Denmark’s tax ministry decided to give the local business overtime for adaptation in the post-covid era. On Thursday, the MPs has rubber-stamped a respective deal.
The agreement was confirmed by the Tax Ministry on Thursday, The Local Denmark has learned. With this initiative, the Cabinet wishes to help those businesses which can be in a difficult situation now that loan repayments are due.
The Danish tax minister Morten Bødskov said in a press statement that around 61,000 loans to companies paid out during the pandemic, totalling just under 22.5 billion kroner. Now, all of them got an opportunity be encompassed by more lenient repayment terms.

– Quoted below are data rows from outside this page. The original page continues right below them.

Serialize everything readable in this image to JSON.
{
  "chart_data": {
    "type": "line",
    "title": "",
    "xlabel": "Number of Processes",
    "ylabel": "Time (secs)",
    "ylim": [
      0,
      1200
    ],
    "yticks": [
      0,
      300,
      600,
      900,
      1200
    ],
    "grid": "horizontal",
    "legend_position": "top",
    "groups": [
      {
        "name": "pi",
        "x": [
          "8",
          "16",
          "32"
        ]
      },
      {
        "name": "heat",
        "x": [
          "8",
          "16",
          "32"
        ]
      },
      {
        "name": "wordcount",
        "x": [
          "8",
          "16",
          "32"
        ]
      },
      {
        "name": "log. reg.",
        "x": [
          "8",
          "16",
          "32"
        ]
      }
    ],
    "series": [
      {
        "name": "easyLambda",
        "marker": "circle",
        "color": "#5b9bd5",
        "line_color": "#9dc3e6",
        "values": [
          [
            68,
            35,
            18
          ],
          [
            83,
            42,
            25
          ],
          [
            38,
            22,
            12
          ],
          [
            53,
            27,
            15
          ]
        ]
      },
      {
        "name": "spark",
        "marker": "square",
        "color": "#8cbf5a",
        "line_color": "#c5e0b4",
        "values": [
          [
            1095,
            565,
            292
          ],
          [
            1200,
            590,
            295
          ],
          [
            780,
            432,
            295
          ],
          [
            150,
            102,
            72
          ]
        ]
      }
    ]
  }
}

Commenting on the move, Bødskov explained that the deadline for repayment has been extended to April 1st, 2022, while an instalment option will allow the domestic firms to place their loans with tax authorities and pay them in instalments up to April 1st, 2024.
To help the local business, the instalment option will incur interest of 0.7 percent per month or 8.4 percent annually. That is to prevent unfair competition between the state and banks, the tax ministry says.
Denmark’s Parliament allowed businesses impacted by the coronavirus shutdowns to take loans by not paying VAT (moms in Danish). Meantime, the unpaid VAT then took the form of a loan on the business’ tax account.
The aim of this measure was to stop businesses from taking loans in order to pay their tax bills.